There will be a whole lot more LAX-HKG route announcements if UA decides that picking a fight with everyone else is what matters to UA
cling to the notion that UA’s massive fleet orderbook will save it strategically if it makes you feel better.
5 /3 yr stock price appreciation
UAL: +167%/139%
DAL: +69%/79%
Wall Street is pretty happy, at least with UAL.
Maybe it’s the 5 yr OCF/FCF(Capex) in $B
UAL: 32.6/7.2(25.4)
DAL: 32.5/8.8(23.7)
Those rating agencies are happy too.
and yet the past won’t save UA as long as it continues to pick fights with everyone it can in hopes that it will get rid of the 60% of capacity that DL and UA don’t fly.
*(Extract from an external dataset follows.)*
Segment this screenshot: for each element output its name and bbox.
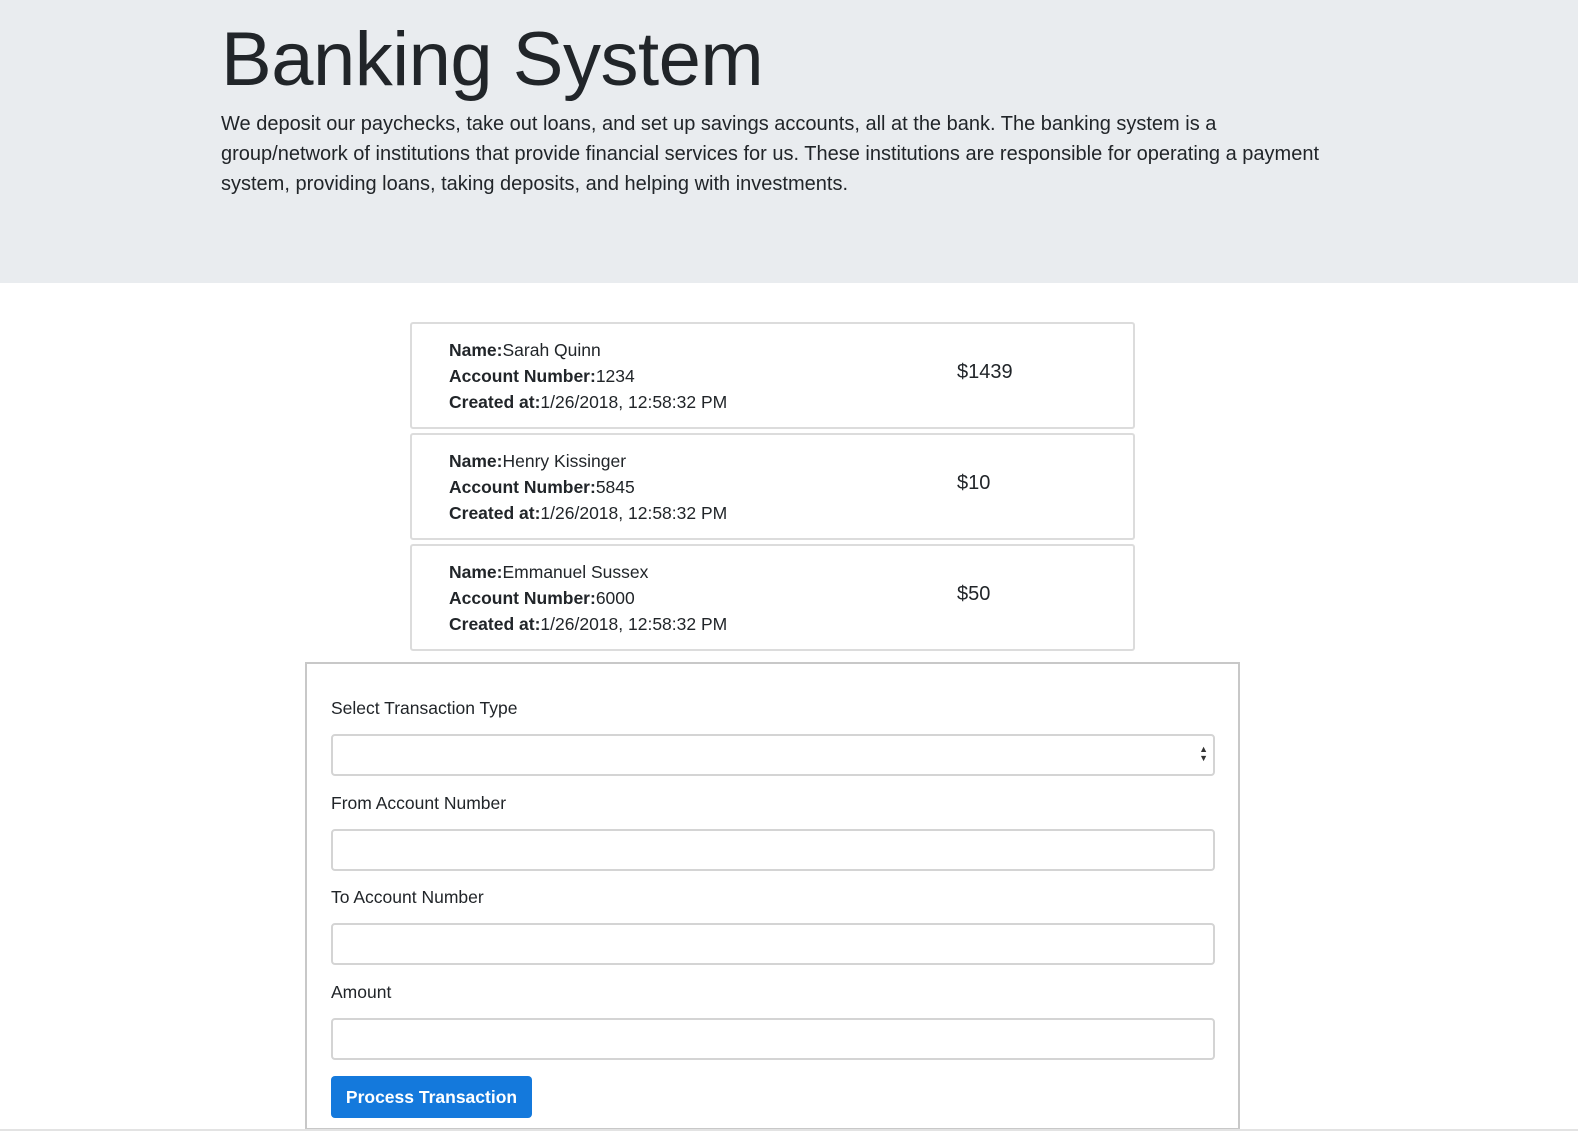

United will do just fine. Another amazing UA recovery from the weather event, and DL did better than in December. DFW is a skating rink which is pretty rough for AA.
Self important People on pedestals should and often do fall because of their arrogance. Be careful Fluffer Scotty.
‘Oh no they di’en!’
Fortunate ORD, fortunate Chicago flyers!
Great article. Expect it has numerous typos.
I’m having a huge problem with Grammarly:
Reading between the lines it sounds a lot like Kirby is afraid of the competition.
American Airlines will ultimately de-hub ORD when the 30-something gate expansion in DFW is done. History has shown time and again that being #2 is a bad idea.
Delta showed this perfectly when it de-hubbed DFW and used the resources to flesh out ATL and make an impenetrable fortress hub.
AA will have PHX, DFW, and MIA, the most formidable presence across the southern tier of the US .
Yea, im sure AA is going to spend billions for their share of the Ohare expansion, then dehub it shortly after. Great thinking
AA is going to make any decisions based on hard numbers.
They aren’t going to be “emboldened” to make billion dollar decisions based on media trash talk .
I am more concerned about all of the typos I found. The author should contact me so I could help him do some editing work before he posts again. Seeing this many typos makes the article look sloppy.
One thing a American has over United at O’Hare is Customer Service desks with live people. United has nine!